James "Doc" Bailey, pro se.
Nelson Bailey, Asst. Atty. Gen., West Palm Beach, Fla., for defendants-appellees.
Before JOHN R. BROWN, Chief Judge, and DYER and SIMPSON, Circuit Judges.
This appeal is taken from an order of the district court dismissing the civil rights complaint of a Florida state prisoner. We affirm.
Following his conviction upon trial by jury in state court on a three count indictment charging conspiracy, and sale and possession of marijuana, appellant was sentenced to 15 months on count one; to a consecutive term of five years on count two; and to a fine of five thousand dollars and concurrent term of five years on count three, unless the fine was not paid, in which case he was to serve a consecutive sentence of two and one-half years.
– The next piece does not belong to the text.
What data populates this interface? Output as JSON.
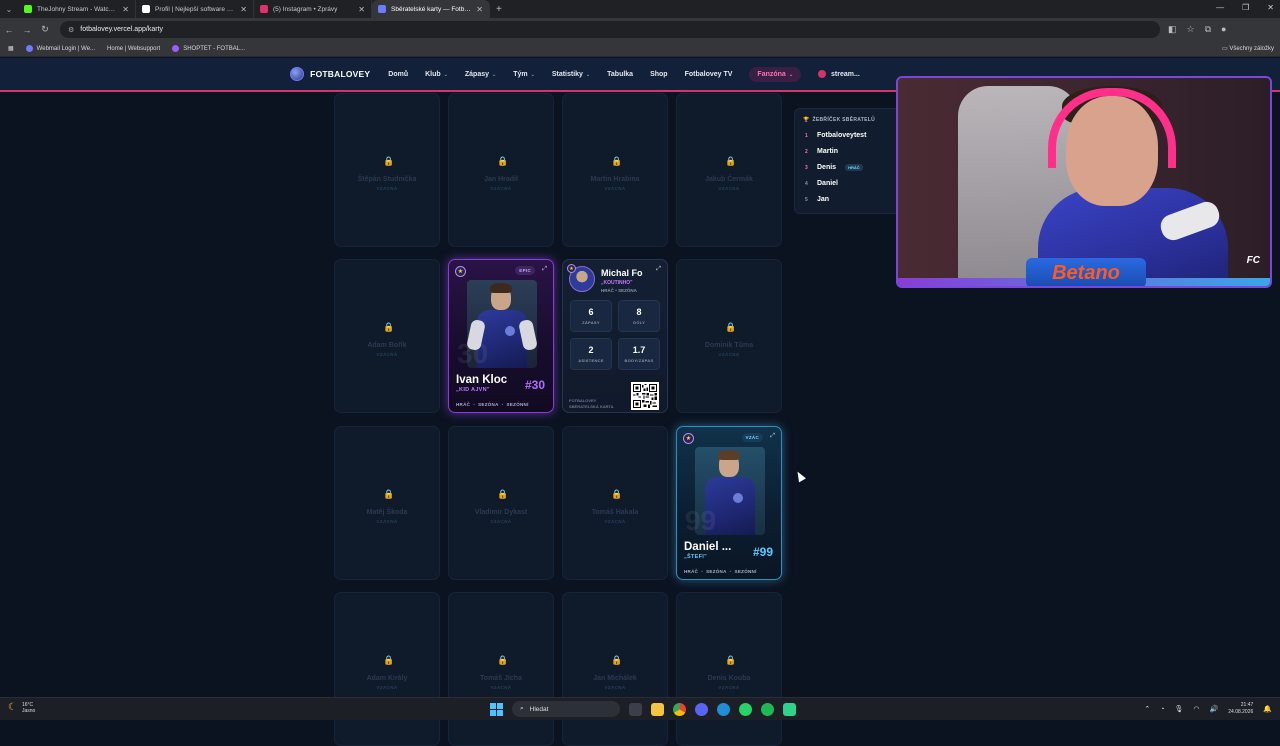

Sentence was passed on April 21, 1970, but made to commence on May 20, 1969.
In his civil rights complaint filed below pursuant to 42 U.S.C. Sec. 1983, appellant contended that the sentence under count three was improper under Williams v. Illinois, 1970, 399 U.S. 235, 90 S.Ct. 2018, 26 L.Ed.2d 586. Therefore, he claimed, the Governor of Florida and the Director of the Division of Corrections are confining him illegally and are liable to him in damages for each day he is confined on the illegal sentence. The district court dismissed the petition for failure to state a cause of action.
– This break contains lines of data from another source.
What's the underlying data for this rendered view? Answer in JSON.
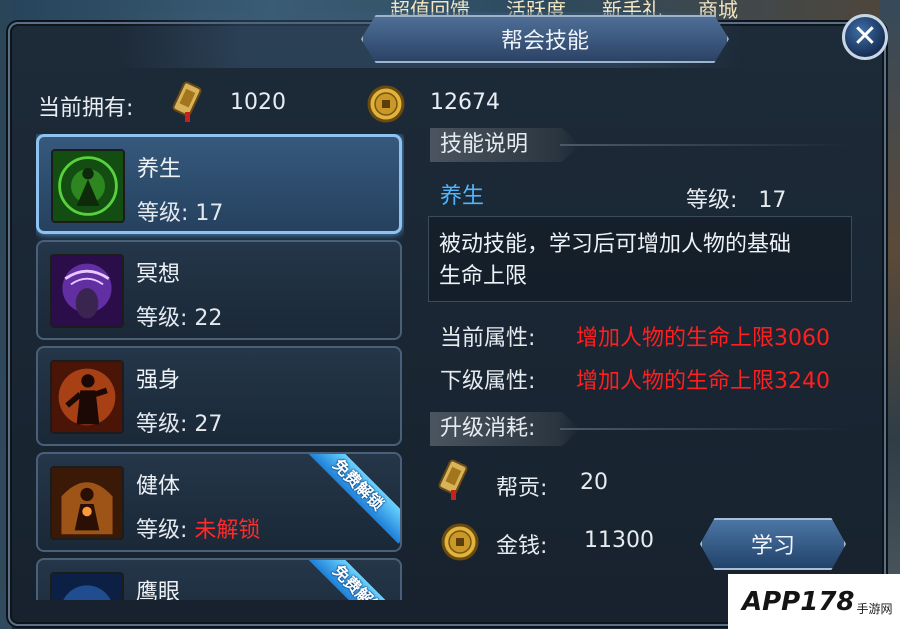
{
  "background": {
    "top_tabs": [
      "超值回馈",
      "活跃度",
      "新手礼",
      "商城"
    ]
  },
  "panel": {
    "title": "帮会技能",
    "close_icon": "close-icon"
  },
  "owned": {
    "label": "当前拥有:",
    "contribution": "1020",
    "gold": "12674"
  },
  "skills": [
    {
      "name": "养生",
      "level_label": "等级:",
      "level": "17",
      "locked": false,
      "selected": true,
      "ribbon": "",
      "icon": "meditation-icon",
      "color": "#3fae2a"
    },
    {
      "name": "冥想",
      "level_label": "等级:",
      "level": "22",
      "locked": false,
      "selected": false,
      "ribbon": "",
      "icon": "mind-icon",
      "color": "#7b3fc7"
    },
    {
      "name": "强身",
      "level_label": "等级:",
      "level": "27",
      "locked": false,
      "selected": false,
      "ribbon": "",
      "icon": "strength-icon",
      "color": "#d0531d"
    },
    {
      "name": "健体",
      "level_label": "等级:",
      "level": "未解锁",
      "locked": true,
      "selected": false,
      "ribbon": "免费解锁",
      "icon": "body-icon",
      "color": "#b8631a"
    },
    {
      "name": "鹰眼",
      "level_label": "",
      "level": "",
      "locked": true,
      "selected": false,
      "ribbon": "免费解锁",
      "icon": "eye-icon",
      "color": "#2a5fb0"
    }
  ],
  "details": {
    "desc_header": "技能说明",
    "skill_name": "养生",
    "level_label": "等级:",
    "level": "17",
    "description_line1": "被动技能，学习后可增加人物的基础",
    "description_line2": "生命上限",
    "current_attr_label": "当前属性:",
    "current_attr_value": "增加人物的生命上限3060",
    "next_attr_label": "下级属性:",
    "next_attr_value": "增加人物的生命上限3240"
  },
  "cost": {
    "header": "升级消耗:",
    "contribution_label": "帮贡:",
    "contribution_value": "20",
    "gold_label": "金钱:",
    "gold_value": "11300"
  },
  "learn_button": "学习",
  "watermark": {
    "main": "APP178",
    "sub": "手游网"
  }
}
The appellees are holding appellant pursuant to a court order of commitment. As the district court held, the court issuing the order of commitment is not subject to a Sec. 1983 damages action for acts committed within its judicial role. Pierson v. Ray, 1962, 386 U.S. 547, 87 S.Ct. 1213, 18 L.Ed.2d 288; McAlester v. Brown, 5th Cir. 1972, 469 F.2d 1280; Collins v. Moore, 5th Cir. 1971, 441 F.2d 550. Thus it follows that it would be improper if those who are obliged to carry out those orders of commitment would be subject to such an action. Furthermore, a jailer cannot be held liable for an error in an order of commitment which is patently proper. Whirl v. Kern, 5th Cir. 1969, 407 F.2d 781, cert. denied 396 U.S. 901, 90 S.Ct. 210, 24 L.Ed.2d 177.
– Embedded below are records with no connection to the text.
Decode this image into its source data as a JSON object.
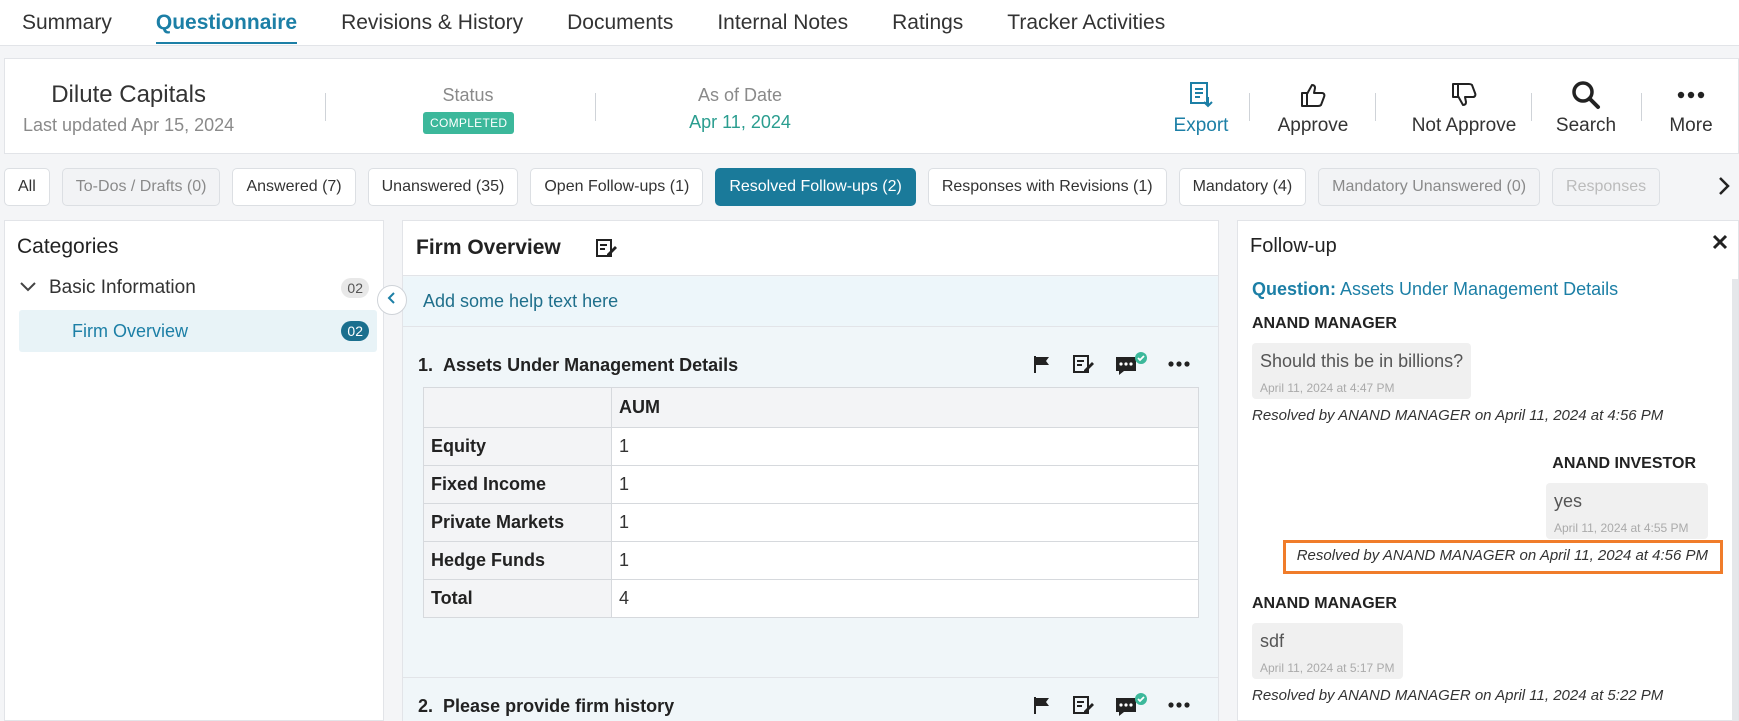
{
  "tabs": [
    "Summary",
    "Questionnaire",
    "Revisions & History",
    "Documents",
    "Internal Notes",
    "Ratings",
    "Tracker Activities"
  ],
  "active_tab": "Questionnaire",
  "header": {
    "fund_name": "Dilute Capitals",
    "last_updated": "Last updated Apr 15, 2024",
    "status_label": "Status",
    "status_value": "COMPLETED",
    "asof_label": "As of Date",
    "asof_value": "Apr 11, 2024",
    "actions": {
      "export": "Export",
      "approve": "Approve",
      "not_approve": "Not Approve",
      "search": "Search",
      "more": "More"
    }
  },
  "filters": [
    {
      "label": "All",
      "style": "normal"
    },
    {
      "label": "To-Dos / Drafts (0)",
      "style": "dim"
    },
    {
      "label": "Answered (7)",
      "style": "normal"
    },
    {
      "label": "Unanswered (35)",
      "style": "normal"
    },
    {
      "label": "Open Follow-ups (1)",
      "style": "normal"
    },
    {
      "label": "Resolved Follow-ups (2)",
      "style": "active"
    },
    {
      "label": "Responses with Revisions (1)",
      "style": "normal"
    },
    {
      "label": "Mandatory (4)",
      "style": "normal"
    },
    {
      "label": "Mandatory Unanswered (0)",
      "style": "dim"
    },
    {
      "label": "Responses",
      "style": "fade"
    }
  ],
  "categories": {
    "title": "Categories",
    "group": {
      "label": "Basic Information",
      "count": "02"
    },
    "item": {
      "label": "Firm Overview",
      "count": "02"
    }
  },
  "section": {
    "title": "Firm Overview",
    "help_text": "Add some help text here",
    "q1": {
      "number": "1.",
      "title": "Assets Under Management Details",
      "column": "AUM",
      "rows": [
        {
          "label": "Equity",
          "value": "1"
        },
        {
          "label": "Fixed Income",
          "value": "1"
        },
        {
          "label": "Private Markets",
          "value": "1"
        },
        {
          "label": "Hedge Funds",
          "value": "1"
        },
        {
          "label": "Total",
          "value": "4"
        }
      ]
    },
    "q2": {
      "number": "2.",
      "title": "Please provide firm history"
    }
  },
  "followup": {
    "title": "Follow-up",
    "question_label": "Question:",
    "question_value": "Assets Under Management Details",
    "threads": [
      {
        "author": "ANAND MANAGER",
        "message": "Should this be in billions?",
        "time": "April 11, 2024 at 4:47 PM",
        "resolved": "Resolved by ANAND MANAGER on April 11, 2024 at 4:56 PM"
      },
      {
        "author": "ANAND INVESTOR",
        "message": "yes",
        "time": "April 11, 2024 at 4:55 PM",
        "resolved": "Resolved by ANAND MANAGER on April 11, 2024 at 4:56 PM"
      },
      {
        "author": "ANAND MANAGER",
        "message": "sdf",
        "time": "April 11, 2024 at 5:17 PM",
        "resolved": "Resolved by ANAND MANAGER on April 11, 2024 at 5:22 PM"
      }
    ]
  },
  "colors": {
    "accent": "#1c7fa6",
    "active_chip": "#1a7a9a",
    "status_green": "#3cb89b",
    "highlight": "#f07c2a"
  },
  "icons": [
    "export-icon",
    "thumbs-up-icon",
    "thumbs-down-icon",
    "search-icon",
    "more-icon",
    "edit-icon",
    "flag-icon",
    "comment-check-icon",
    "ellipsis-icon",
    "close-icon",
    "chevron-right-icon",
    "chevron-left-icon",
    "chevron-down-icon"
  ]
}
An error in appellant's sentence should be corrected by habeas corpus proceedings in the state courts. Preiser v. Rodriguez, 1973, 411 U.S. 475, 93 S. Ct. 1827, 36 L.Ed.2d 439; Pierson v. Ray, 1962, 386 U.S. 547, 87 S.Ct. 1213, 18 L.Ed.2d 288. Appellant has by way of an available remedy a motion to vacate sentence pursuant to Rule 3.850, Florida Rules of Criminal Procedure, 33 F.S.A., whereby he may obtain a review of his pre-Williams sentence in light of the Supreme Court's pronouncements in that case. The judgment below is affirmed.